On June 8, 1971, the plaintiff, the movant herein, made a previous application to this court to vacate an award made by the state board of *Page 290 mediation and arbitration, that award being also the award to which the present motion to vacate is addressed. The defendants pleaded in abatement to that application. They alleged that although all of the officers of the defendant Local 884, including the presiding officer, secretary and treasurer, were residents of the state of Connecticut, no service of process was made upon any officer as required by § 52-59 of the General Statutes.1 At a hearing in this matter on June 24, 1971, as a result of a stipulation entered into by all parties, judgment was rendered for the defendants, the plea in abatement having been sustained.
On June 24, 1971, the plaintiff again moved to vacate the arbitrator's award, proper service subsequently being made. The defendants now plead in abatement to this motion, contending that this court has no jurisdiction over the subject matter because the motion to vacate the award was made later than thirty days from the notice of the award to the plaintiff. The defendants claim that under § 52-420 of the General Statutes the motion comes late.2 Although the plaintiff denies the material allegations of the defendants' plea in abatement, it was conceded in argument that the present motion to vacate the award was made later than thirty days after notice of the award of the state board of mediation and arbitration was received by the plaintiff, the date of such receipt being May 24, 1971. The plaintiff, however, maintains that the court must consider this motion as an amendment of a defect. It cites *Page 291 § 52-125 of the General Statutes3 and § 97 of the Practice Book4 as authority for this claim.
Unless service of process is made as the statute prescribes, the court to which it is returnable does not acquire jurisdiction. When it appears from the facts that no proper person was served, as was the case with reference to the original motion to vacate the award, no amendment which could cure the defect in this service was possible. Hyde v. Richard,145 Conn. 24, 25.

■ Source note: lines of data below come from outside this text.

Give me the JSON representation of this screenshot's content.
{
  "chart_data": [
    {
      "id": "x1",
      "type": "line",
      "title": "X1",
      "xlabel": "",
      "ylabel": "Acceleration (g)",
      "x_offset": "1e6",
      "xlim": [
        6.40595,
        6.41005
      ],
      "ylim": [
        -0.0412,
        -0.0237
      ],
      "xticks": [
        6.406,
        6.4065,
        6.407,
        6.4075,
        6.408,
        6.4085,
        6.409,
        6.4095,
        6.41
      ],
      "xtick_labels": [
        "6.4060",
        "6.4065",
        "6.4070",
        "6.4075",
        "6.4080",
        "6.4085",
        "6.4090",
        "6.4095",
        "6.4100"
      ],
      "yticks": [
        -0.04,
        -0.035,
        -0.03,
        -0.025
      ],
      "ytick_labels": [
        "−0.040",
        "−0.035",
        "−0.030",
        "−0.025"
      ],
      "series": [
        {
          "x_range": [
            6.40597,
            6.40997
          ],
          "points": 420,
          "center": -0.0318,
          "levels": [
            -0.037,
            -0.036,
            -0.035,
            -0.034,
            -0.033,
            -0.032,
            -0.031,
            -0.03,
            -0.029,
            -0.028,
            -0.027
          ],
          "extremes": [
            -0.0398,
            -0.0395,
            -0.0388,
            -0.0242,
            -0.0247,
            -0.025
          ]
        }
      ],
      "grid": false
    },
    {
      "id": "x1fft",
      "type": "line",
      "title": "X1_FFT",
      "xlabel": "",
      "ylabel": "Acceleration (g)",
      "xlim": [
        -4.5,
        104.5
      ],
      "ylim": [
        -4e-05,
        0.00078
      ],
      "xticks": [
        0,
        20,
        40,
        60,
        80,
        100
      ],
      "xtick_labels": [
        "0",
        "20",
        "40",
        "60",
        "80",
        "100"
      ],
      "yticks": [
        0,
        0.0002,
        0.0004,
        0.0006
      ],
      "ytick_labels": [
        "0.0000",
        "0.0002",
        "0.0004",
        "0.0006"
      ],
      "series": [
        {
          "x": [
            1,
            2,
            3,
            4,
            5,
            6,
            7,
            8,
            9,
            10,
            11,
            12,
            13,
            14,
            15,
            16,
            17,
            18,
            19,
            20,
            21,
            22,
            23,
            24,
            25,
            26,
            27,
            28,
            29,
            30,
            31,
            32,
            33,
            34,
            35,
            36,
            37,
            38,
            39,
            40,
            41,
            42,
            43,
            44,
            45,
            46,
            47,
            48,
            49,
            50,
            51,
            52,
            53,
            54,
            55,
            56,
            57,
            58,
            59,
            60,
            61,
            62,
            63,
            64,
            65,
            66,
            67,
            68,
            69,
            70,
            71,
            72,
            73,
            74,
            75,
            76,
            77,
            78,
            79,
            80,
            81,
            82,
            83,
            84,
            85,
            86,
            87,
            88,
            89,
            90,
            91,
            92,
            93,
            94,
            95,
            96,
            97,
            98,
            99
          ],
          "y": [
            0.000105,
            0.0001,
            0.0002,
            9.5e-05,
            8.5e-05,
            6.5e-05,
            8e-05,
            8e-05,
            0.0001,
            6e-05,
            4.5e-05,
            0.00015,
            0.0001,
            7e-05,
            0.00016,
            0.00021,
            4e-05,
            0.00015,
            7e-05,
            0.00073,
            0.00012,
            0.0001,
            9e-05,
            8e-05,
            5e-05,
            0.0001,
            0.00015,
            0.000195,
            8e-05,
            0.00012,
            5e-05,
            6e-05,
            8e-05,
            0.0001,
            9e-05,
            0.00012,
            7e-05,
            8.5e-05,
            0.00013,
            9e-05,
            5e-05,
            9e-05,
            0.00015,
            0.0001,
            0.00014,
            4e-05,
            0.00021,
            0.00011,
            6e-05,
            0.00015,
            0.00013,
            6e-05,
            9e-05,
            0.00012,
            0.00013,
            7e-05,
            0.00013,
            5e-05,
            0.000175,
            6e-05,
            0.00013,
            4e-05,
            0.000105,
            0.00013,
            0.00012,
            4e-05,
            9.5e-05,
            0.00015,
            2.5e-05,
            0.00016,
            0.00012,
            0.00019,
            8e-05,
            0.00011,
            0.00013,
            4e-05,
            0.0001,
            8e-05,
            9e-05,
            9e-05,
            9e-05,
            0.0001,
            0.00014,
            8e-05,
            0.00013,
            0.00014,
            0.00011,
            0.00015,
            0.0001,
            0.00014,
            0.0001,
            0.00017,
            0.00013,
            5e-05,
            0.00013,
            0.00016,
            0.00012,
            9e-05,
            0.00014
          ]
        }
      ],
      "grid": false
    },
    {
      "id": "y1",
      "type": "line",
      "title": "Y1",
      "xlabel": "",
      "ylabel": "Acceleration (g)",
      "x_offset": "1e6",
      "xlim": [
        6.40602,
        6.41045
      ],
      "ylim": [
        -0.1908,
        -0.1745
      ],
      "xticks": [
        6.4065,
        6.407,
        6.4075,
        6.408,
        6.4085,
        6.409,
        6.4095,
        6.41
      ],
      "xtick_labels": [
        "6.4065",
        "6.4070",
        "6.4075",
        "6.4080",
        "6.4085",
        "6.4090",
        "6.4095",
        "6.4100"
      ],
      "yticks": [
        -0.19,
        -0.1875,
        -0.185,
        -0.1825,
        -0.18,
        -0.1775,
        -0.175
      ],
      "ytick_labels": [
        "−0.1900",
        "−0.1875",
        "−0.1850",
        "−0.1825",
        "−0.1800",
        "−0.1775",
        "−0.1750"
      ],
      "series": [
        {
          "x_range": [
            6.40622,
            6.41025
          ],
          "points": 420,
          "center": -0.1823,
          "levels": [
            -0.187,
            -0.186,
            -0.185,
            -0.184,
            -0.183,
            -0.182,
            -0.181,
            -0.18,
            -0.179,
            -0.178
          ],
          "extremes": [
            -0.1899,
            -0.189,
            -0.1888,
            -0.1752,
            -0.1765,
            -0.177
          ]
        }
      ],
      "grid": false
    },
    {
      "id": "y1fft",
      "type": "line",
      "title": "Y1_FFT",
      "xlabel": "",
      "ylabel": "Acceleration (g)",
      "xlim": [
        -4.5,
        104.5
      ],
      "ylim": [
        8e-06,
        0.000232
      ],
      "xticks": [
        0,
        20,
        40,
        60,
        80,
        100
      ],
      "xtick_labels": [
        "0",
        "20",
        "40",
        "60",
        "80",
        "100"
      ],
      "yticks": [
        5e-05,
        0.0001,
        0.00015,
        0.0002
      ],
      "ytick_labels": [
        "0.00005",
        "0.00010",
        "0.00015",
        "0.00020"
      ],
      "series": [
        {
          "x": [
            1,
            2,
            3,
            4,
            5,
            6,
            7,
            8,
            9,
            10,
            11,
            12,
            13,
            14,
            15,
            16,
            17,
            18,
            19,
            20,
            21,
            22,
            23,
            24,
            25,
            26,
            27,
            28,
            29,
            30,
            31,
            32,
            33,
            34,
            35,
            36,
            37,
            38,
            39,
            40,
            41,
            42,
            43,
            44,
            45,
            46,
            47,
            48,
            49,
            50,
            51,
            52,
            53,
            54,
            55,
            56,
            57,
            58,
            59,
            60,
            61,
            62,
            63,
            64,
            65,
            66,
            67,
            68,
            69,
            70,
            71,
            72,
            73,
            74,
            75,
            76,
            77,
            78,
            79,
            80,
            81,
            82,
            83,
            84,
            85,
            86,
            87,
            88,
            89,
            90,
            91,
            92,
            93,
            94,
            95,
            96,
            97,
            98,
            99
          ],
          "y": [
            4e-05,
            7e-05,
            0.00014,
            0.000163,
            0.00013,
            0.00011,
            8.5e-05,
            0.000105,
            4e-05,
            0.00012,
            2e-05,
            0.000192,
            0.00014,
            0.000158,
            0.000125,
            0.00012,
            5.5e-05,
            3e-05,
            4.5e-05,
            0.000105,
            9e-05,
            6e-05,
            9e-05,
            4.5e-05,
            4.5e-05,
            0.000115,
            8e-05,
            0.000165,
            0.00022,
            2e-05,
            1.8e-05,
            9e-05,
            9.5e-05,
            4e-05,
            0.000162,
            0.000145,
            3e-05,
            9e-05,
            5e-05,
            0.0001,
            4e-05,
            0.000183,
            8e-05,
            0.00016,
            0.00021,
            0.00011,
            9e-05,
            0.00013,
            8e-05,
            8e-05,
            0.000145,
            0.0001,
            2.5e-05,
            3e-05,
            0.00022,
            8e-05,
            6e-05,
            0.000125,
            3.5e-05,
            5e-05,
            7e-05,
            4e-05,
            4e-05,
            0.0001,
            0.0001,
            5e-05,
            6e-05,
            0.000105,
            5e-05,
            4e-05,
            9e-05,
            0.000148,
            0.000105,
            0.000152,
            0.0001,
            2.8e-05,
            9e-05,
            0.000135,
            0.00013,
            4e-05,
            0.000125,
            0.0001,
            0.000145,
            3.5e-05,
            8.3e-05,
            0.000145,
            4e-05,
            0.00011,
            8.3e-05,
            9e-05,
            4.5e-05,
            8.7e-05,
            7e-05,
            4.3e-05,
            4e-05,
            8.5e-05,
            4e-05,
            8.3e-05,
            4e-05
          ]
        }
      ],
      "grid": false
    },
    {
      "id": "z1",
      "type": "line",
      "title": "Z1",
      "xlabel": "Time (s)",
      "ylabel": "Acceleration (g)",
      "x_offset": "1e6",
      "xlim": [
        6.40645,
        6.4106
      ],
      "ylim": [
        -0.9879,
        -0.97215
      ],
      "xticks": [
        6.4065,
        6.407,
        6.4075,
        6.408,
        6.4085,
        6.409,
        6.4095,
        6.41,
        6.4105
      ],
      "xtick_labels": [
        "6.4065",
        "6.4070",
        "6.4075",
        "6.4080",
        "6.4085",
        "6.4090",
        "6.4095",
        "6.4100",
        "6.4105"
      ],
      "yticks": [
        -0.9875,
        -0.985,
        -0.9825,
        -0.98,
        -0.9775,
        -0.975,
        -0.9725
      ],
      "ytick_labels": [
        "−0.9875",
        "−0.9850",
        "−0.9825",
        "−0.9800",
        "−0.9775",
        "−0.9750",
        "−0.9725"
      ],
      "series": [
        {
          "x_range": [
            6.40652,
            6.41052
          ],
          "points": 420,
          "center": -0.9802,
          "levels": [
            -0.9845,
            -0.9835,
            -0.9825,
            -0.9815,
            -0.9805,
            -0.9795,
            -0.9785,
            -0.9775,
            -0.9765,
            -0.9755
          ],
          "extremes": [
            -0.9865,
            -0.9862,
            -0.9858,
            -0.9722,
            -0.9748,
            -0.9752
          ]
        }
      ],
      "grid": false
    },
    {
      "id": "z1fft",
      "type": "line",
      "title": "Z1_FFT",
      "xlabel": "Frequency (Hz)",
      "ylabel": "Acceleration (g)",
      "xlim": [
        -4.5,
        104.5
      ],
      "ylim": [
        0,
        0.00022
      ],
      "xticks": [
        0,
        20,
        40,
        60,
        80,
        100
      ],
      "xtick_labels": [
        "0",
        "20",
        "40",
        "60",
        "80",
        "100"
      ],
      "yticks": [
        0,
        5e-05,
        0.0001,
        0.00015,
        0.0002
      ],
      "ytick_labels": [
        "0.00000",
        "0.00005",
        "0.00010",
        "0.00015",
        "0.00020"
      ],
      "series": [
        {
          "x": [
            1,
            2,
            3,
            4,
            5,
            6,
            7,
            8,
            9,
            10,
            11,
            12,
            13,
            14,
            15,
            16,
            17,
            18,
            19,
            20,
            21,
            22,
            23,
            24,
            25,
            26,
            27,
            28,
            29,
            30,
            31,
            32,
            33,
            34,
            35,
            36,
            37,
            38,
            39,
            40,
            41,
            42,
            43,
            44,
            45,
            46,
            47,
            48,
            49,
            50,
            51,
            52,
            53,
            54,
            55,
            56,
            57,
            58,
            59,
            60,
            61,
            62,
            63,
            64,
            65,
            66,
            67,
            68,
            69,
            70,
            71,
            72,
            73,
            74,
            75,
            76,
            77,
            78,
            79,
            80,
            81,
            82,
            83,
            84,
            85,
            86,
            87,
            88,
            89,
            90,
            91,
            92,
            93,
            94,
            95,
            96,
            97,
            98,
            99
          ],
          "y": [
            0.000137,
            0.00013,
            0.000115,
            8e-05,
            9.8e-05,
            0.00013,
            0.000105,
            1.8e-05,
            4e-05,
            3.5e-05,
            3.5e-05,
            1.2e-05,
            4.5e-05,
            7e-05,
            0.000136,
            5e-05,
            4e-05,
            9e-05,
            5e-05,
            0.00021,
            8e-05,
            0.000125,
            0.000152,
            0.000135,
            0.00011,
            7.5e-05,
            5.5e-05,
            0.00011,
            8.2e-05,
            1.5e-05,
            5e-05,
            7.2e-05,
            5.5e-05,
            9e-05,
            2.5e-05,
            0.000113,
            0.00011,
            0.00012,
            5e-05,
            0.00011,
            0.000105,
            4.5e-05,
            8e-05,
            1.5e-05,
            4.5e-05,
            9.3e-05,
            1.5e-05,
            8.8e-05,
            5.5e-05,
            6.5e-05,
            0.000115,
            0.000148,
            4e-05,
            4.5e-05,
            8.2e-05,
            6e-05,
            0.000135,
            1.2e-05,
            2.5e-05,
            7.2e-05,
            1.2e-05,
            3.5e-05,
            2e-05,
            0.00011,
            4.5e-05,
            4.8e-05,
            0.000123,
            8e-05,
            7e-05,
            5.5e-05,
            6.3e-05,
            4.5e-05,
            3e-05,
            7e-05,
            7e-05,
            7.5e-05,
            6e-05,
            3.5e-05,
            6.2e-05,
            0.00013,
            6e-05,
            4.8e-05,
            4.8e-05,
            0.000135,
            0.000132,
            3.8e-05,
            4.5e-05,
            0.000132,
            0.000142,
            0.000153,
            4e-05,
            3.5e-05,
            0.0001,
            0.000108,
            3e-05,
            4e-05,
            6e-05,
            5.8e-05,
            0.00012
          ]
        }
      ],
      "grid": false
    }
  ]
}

The plaintiff asserts that this court has judicial discretion to allow the new motion of June 24, 1971, to be filed and that it is not subject to the plea in abatement. The court has no such discretion since, under the applicable statute (§ 52-420), the motion must be made within the thirty-day period. Since that period elapsed prior to June 24, 1971, the claim of the plaintiff cannot be acted upon. Textile WorkersUnion v. Uncas Printing Finishing Co.,20 Conn. Sup. 91, 98. The motion of June 24, 1971, to vacate the award involved entirely new proceedings and required conformity to the mandate of the thirty-day provision of the statute. Since this court had acquired no jurisdiction over the subject matter relative to the original motion of June 8, 1971, there was no action pending in this court to which an amendment could relate; that is to say, there was no curable defect.
Neither is there any indication in the record, nor was any claim made in argument, that the present *Page 292 motion resulted from any action of the court allowing an amendment to a defective civil process under the provisions of § 52-72 of the General Statutes.5 As a matter of fact, this court has taken judicial notice of the file relating to the motion of June 8. It recites: "Final judgment — case disposed of as to all parties." The present motion, so far as the pleading rights of the defendants are concerned stands on the same footing as one having no prior litigious history. Legally, it is an original application. The motion comes too late.
The plea in abatement is sustained. Enter judgment for the defendants.